One of the stories recounted was that of then five-year-old Maximo Wyatt, who was hit and dragged 40 feet by a minivan six years ago.

BOISE, Idaho — November 21 is World Day of Remembrance, a day in honor of those who have been hit by cars. Throughout the country, events were held to honor those who lost their lives in car crashes, including in Idaho.

Nationwide, there was a 24% increase in the rate of traffic deaths. Idaho alone saw 336 crashes involving pedestrians and bicyclists.

Dozens gathered at the Idaho State Capitol on Sunday, sharing chilling stories and memories regarding the somber day.

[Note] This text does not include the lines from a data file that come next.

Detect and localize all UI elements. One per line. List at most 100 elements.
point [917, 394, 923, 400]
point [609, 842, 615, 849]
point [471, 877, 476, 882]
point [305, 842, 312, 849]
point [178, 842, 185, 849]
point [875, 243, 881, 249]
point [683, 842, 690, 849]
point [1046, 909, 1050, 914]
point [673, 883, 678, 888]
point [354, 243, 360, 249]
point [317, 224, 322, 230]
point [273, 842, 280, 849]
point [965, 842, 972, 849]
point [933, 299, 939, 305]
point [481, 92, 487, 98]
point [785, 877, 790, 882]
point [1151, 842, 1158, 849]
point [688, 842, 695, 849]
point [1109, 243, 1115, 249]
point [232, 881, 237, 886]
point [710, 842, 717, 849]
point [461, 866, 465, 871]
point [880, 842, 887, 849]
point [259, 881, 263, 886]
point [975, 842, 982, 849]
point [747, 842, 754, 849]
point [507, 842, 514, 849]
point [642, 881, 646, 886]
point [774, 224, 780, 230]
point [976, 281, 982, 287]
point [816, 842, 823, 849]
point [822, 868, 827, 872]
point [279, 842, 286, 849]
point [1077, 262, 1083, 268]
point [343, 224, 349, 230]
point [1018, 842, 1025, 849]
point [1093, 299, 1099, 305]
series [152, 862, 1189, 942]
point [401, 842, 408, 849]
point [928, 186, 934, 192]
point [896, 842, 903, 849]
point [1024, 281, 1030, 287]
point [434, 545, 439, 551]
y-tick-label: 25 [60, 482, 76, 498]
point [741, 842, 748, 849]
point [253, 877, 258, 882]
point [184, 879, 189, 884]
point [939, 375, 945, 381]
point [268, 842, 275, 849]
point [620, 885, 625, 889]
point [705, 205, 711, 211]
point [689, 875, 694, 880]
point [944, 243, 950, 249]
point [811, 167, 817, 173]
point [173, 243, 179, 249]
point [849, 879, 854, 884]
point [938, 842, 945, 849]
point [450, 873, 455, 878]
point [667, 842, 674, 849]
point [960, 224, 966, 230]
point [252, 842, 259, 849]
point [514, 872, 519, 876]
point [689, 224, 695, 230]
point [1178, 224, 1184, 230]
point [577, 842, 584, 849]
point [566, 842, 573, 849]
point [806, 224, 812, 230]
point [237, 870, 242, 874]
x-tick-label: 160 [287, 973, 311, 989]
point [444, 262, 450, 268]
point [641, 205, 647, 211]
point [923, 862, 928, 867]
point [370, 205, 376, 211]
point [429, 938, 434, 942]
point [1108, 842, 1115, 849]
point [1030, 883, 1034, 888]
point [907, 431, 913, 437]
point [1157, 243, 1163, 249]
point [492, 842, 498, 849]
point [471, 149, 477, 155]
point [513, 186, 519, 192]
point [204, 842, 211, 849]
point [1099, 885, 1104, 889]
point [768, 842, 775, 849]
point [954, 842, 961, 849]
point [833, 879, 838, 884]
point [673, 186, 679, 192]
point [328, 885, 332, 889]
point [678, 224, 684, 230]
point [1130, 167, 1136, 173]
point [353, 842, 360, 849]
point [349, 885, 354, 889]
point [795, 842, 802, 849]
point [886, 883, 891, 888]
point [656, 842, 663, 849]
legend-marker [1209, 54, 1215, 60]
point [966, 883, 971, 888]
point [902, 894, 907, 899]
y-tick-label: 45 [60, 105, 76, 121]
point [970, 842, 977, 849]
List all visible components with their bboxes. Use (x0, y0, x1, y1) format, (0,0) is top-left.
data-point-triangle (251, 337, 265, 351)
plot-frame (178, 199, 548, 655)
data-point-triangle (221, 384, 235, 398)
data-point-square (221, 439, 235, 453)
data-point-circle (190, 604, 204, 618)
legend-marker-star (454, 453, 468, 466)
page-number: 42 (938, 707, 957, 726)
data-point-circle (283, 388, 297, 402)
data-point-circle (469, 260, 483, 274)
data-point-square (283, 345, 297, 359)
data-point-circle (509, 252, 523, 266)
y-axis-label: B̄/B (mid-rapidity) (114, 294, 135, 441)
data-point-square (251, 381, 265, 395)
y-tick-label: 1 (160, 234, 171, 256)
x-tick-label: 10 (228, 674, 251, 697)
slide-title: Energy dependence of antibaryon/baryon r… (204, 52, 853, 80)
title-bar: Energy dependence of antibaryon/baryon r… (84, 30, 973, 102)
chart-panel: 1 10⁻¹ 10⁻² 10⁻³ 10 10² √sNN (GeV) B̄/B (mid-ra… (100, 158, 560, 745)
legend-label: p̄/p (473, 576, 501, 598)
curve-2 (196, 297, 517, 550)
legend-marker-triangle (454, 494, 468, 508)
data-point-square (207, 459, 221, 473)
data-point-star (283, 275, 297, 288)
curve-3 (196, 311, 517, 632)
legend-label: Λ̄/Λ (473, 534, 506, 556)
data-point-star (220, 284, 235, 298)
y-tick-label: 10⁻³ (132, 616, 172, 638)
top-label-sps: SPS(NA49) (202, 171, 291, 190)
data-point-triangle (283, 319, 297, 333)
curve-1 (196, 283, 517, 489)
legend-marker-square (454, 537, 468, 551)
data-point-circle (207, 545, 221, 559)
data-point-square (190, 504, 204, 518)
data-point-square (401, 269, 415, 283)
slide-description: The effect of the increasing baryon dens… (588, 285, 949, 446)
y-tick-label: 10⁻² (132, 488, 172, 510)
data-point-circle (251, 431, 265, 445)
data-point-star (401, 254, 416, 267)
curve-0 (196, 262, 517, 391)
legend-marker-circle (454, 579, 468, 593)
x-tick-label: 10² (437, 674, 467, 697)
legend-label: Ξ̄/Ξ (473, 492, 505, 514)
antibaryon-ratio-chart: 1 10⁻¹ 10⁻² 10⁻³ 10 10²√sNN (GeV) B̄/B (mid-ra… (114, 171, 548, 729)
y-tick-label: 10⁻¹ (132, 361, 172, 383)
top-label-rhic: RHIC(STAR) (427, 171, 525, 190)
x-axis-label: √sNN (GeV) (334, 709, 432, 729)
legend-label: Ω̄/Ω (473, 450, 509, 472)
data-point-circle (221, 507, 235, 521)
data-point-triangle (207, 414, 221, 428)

One of the stories recounted was that of then five-year-old Maximo Wyatt, who was hit and dragged 40 feet by a minivan six years ago. He underwent 13 surgeries and spent two and a half months in the hospital.

Although Maximo deals with lingering implications, he has not let them stop him from making sure nobody has to experience what he did.

"I can't remember at the moment what caused her to accelerate, but I can be grateful for that moment because that moment has given me a lot," Maximo said. "I know what [other victims] felt, except for the part where they died, of course. I also know what it's like to lose people because I have lost people."

The Idaho Walk Bike Alliance and street safety advocates took to the podium at the Statehouse, calling on Idaho transportation agencies to adopt a Vision Zero, a movement towards zero tolerance for deaths on Idaho roads.

"We really feel like we are the lucky ones despite how challenging what we have been through in the last six years with Max's recovery, but we still get to sit down at the dinner table with him and there's a lot of families that don't get to say the same," said Courtney Wyatt, Maximo's mother. "They've got an empty chair at their table and so this is a day for them."

Advocates also called on Idaho State Police (ISP) to replace the word 'accident' with 'crash'.

"Words matter when it comes to things," Maximo said. "That's why the word accident shouldn't be used. You should probably say crash because it could have been prevented."

Maximo takes antibiotics daily, faces mental trauma from the incident and is forced to face the past with 15% of his body still scarred from road rash. However, the Wyatts continue to make Idaho's roads safer for other cyclists and pedestrians.

"I have a treehouse in my front yard and I have some pretty good friends that I wouldn't have met if I didn't get hit," Maximo said. "It isn't all bad is what I am trying to get across."